Study design and participants

This study was performed as a pre-planned substudy on changes in biomarkers of bone and mineral homeostasis in patients who were included in the ARNEO (ARN-509 NEOadjuvant) trial (NCT03080116), an investigator-initiated, single centre (University Hospitals Leuven), randomised, placebo-controlled phase 2 trial.²⁰^,²¹ Patients were randomly assigned at a 1:1 ratio to degarelix (GnRH-antagonist: 240-80-80 mg) + apalutamide (ARSI: 240 mg/d) versus degarelix (240-80-80 mg) + matching placebo for 12 weeks (3 cycles of 4 weeks). Detailed description of patient eligibility, and inclusion and exclusion criteria have been published previously and are provided as Supplementary material.²¹ In brief, PCa patients with high-risk disease that were amenable to radical prostatectomy and extended pelvic lymph node dissection were screened. Patients had no signs of metastatic disease on bone scintigraphy and cross-sectional pelvic MRI and/or CT-scan prior to inclusion. Morning blood sample and 24-h urinary collection were obtained prior to start of medical therapy and after 12 weeks. At baseline visit patients were asked to fill in a calcium intake questionnaire, estimating daily dietary calcium intake. Medical history of the patients was reviewed for presence of fractures, diabetes mellitus and current drug use. Chronic disease score was calculated.²² Of the 89 patients randomly assigned to the 2 treatment arms (degarelix + apalutamide: n = 45 and degarelix + matching placebo: n = 44) in the main trial, 2 patients were additionally excluded in this substudy (Fig. 1). One patient developed a serious adverse event (drug-induced interstitial lung disease) and did not continue 12 weeks of ADT, and another patient had biochemical diagnosis of primary hyperparathyroidism at baseline.

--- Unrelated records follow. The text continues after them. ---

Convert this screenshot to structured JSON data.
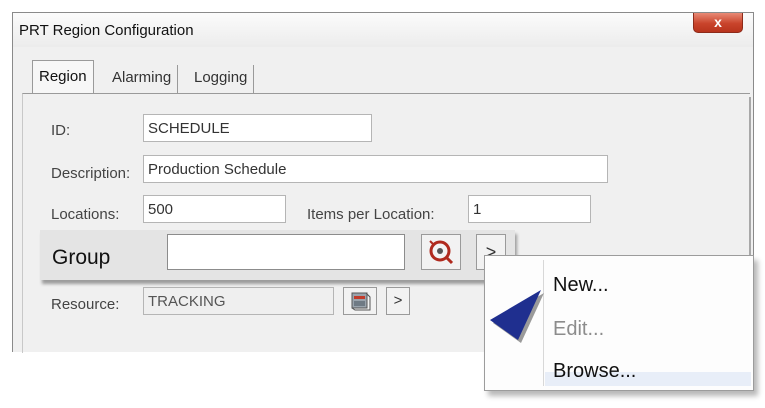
{
  "window": {
    "title": "PRT Region Configuration",
    "close_label": "x"
  },
  "tabs": [
    {
      "label": "Region",
      "active": true
    },
    {
      "label": "Alarming",
      "active": false
    },
    {
      "label": "Logging",
      "active": false
    }
  ],
  "form": {
    "id_label": "ID:",
    "id_value": "SCHEDULE",
    "description_label": "Description:",
    "description_value": "Production Schedule",
    "locations_label": "Locations:",
    "locations_value": "500",
    "items_per_location_label": "Items per Location:",
    "items_per_location_value": "1",
    "resource_label": "Resource:",
    "resource_value": "TRACKING",
    "resource_arrow": ">"
  },
  "group": {
    "label": "Group",
    "value": "",
    "arrow": ">"
  },
  "context_menu": {
    "items": [
      {
        "label": "New...",
        "enabled": true
      },
      {
        "label": "Edit...",
        "enabled": false
      },
      {
        "label": "Browse...",
        "enabled": true
      }
    ]
  },
  "colors": {
    "dialog_bg": "#f0f0f0",
    "close_button": "#c9442b",
    "pointer_arrow": "#1f2f8f"
  }
}
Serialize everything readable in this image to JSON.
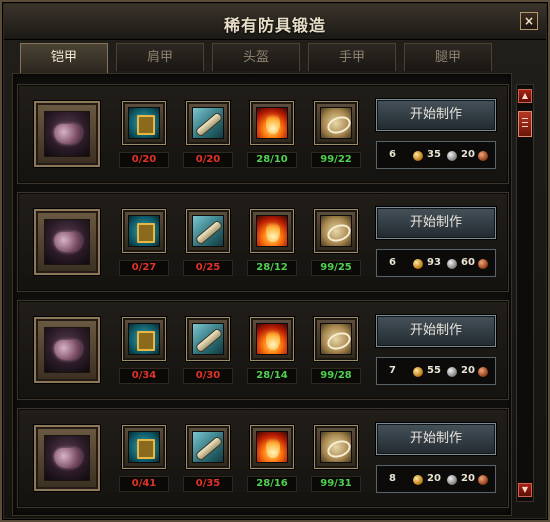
{
  "window": {
    "title": "稀有防具锻造",
    "close_glyph": "×"
  },
  "tabs": [
    {
      "label": "铠甲",
      "active": true
    },
    {
      "label": "肩甲",
      "active": false
    },
    {
      "label": "头盔",
      "active": false
    },
    {
      "label": "手甲",
      "active": false
    },
    {
      "label": "腿甲",
      "active": false
    }
  ],
  "craft_label": "开始制作",
  "recipes": [
    {
      "portrait_icon": "armor-portrait",
      "materials": [
        {
          "icon": "tablet-icon",
          "count": "0/20",
          "status": "insufficient"
        },
        {
          "icon": "scroll-icon",
          "count": "0/20",
          "status": "insufficient"
        },
        {
          "icon": "flame-icon",
          "count": "28/10",
          "status": "sufficient"
        },
        {
          "icon": "parchment-icon",
          "count": "99/22",
          "status": "sufficient"
        }
      ],
      "cost": {
        "qty": "6",
        "gold": "35",
        "silver": "20"
      }
    },
    {
      "portrait_icon": "armor-portrait",
      "materials": [
        {
          "icon": "tablet-icon",
          "count": "0/27",
          "status": "insufficient"
        },
        {
          "icon": "scroll-icon",
          "count": "0/25",
          "status": "insufficient"
        },
        {
          "icon": "flame-icon",
          "count": "28/12",
          "status": "sufficient"
        },
        {
          "icon": "parchment-icon",
          "count": "99/25",
          "status": "sufficient"
        }
      ],
      "cost": {
        "qty": "6",
        "gold": "93",
        "silver": "60"
      }
    },
    {
      "portrait_icon": "armor-portrait",
      "materials": [
        {
          "icon": "tablet-icon",
          "count": "0/34",
          "status": "insufficient"
        },
        {
          "icon": "scroll-icon",
          "count": "0/30",
          "status": "insufficient"
        },
        {
          "icon": "flame-icon",
          "count": "28/14",
          "status": "sufficient"
        },
        {
          "icon": "parchment-icon",
          "count": "99/28",
          "status": "sufficient"
        }
      ],
      "cost": {
        "qty": "7",
        "gold": "55",
        "silver": "20"
      }
    },
    {
      "portrait_icon": "armor-portrait",
      "materials": [
        {
          "icon": "tablet-icon",
          "count": "0/41",
          "status": "insufficient"
        },
        {
          "icon": "scroll-icon",
          "count": "0/35",
          "status": "insufficient"
        },
        {
          "icon": "flame-icon",
          "count": "28/16",
          "status": "sufficient"
        },
        {
          "icon": "parchment-icon",
          "count": "99/31",
          "status": "sufficient"
        }
      ],
      "cost": {
        "qty": "8",
        "gold": "20",
        "silver": "20"
      }
    }
  ],
  "scrollbar": {
    "up_glyph": "▲",
    "down_glyph": "▼"
  },
  "colors": {
    "insufficient": "#e0342a",
    "sufficient": "#4fd04f",
    "frame_gold": "#a08b68"
  }
}
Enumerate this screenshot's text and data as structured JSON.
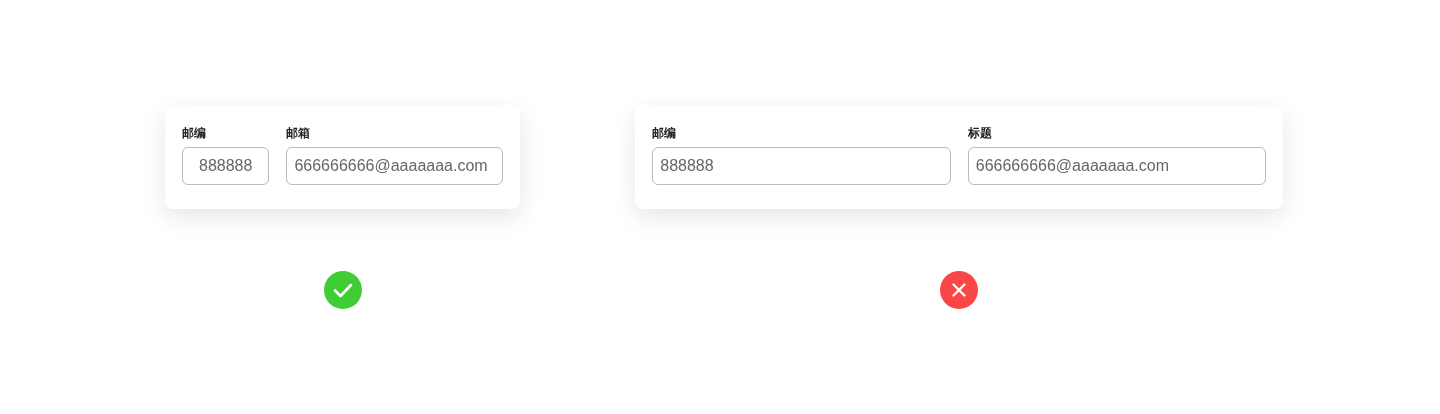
{
  "examples": [
    {
      "kind": "correct",
      "fields": [
        {
          "label": "邮编",
          "value": "888888"
        },
        {
          "label": "邮箱",
          "value": "666666666@aaaaaaa.com"
        }
      ]
    },
    {
      "kind": "incorrect",
      "fields": [
        {
          "label": "邮编",
          "value": "888888"
        },
        {
          "label": "标题",
          "value": "666666666@aaaaaaa.com"
        }
      ]
    }
  ]
}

Fig. 1 — **CONSORT diagram**. ∗ Excluded: Not meeting inclusion criteria ARNEO trial (n = 24) (low-risk or favorable intermediate-risk PCa (n = 7), medications influencing PSA levels (n = 5), cM1 disease on conventional imaging (n = 5), history of prior malignancy within 5y prior to randomization (n = 3), ECOG >1 (n = 2), contraindication for MRI (n = 1), previous surgical treatment of the prostate (n = 1)), refused to participate (n = 12), preferred radiotherapy as local treatment (n = 11), informed consent withdrawn (n = 1). ∗∗ Severe adverse advent for which the patient did not complete 12 weeks of hormonal treatment. ECOG = Eastern Cooperative Oncology Group, PHP = primary hyperparathyroidism.

Biochemical analysis

Sex steroids and related biochemistry

Total testosterone, androstenedione, and oestradiol were measured by liquid chromatography-tandem mass spectrometry (LC-MS/MS).²³^,²⁴ Values of testosterone and oestradiol below the lower limit of quantification (LOQ) of 2.5 ng/dL and 2.5 ng/L, respectively, were reported as the LOQ. Sex hormone binding globulin (SHBG), luteinizing hormone (LH), follicle stimulating hormone (FSH), and prolactin were measured using electrochemiluminescence immunoassay (ECLIA) (COBAS 8000, Roche Diagnostics). Values of LH and FSH below the lower limit of detection (LOD) of 0.3 IU/L were reported as the LOD. Free testosterone and free oestradiol were calculated using the Vermeulen formula.²⁵ Creatinine, albumin, and urea were determined using a colorimetric method (COBAS 8000, Roche Diagnostics). Estimated glomerular filtration rate (eGFR) was calculated using the CKD-EPI formula.²⁶ Male laboratory reference ranges are provided in Supplementary Table S5.

Calcium-phosphate homeostasis

Calcium and phosphate in serum and urine were measured using a colorimetric method (COBAS 8000, Roche Diagnostics). Calcium was corrected for albumin using the following formula: calcium_serum+0.8∗(4-albumin). Fractional calcium excretion (FE calcium) was calculated using the following formula (creatinine_serum∗calcium_urine)/(creatinine_urine∗calcium_serum). Fractional phosphate excretion (FE phosphate) was calculated similarly. 25-hydroxy vitamin D (25-OHD), 1,25-dihydroxyvitamin D₃ (1,25-(OH)₂D₃), and 24,25-dihydroxyvitamin D₃ (24,25-(OH)₂D₃) were measured by LC-MS/MS.²⁷^,²⁸ Vitamin D-binding protein (DBP) was measured by single radial immunodiffusion.²⁹ Free vitamin D levels were calculated using the Vermeulen formula.²⁵ Parathyroid hormone (PTH) 1–84 was measured using ECLIA (COBAS 8000, Roche Diagnostics). Fibroblast growth factor 23 (FGF23) was measured by Liaison automate (Diasorin, Saluggia, Italy).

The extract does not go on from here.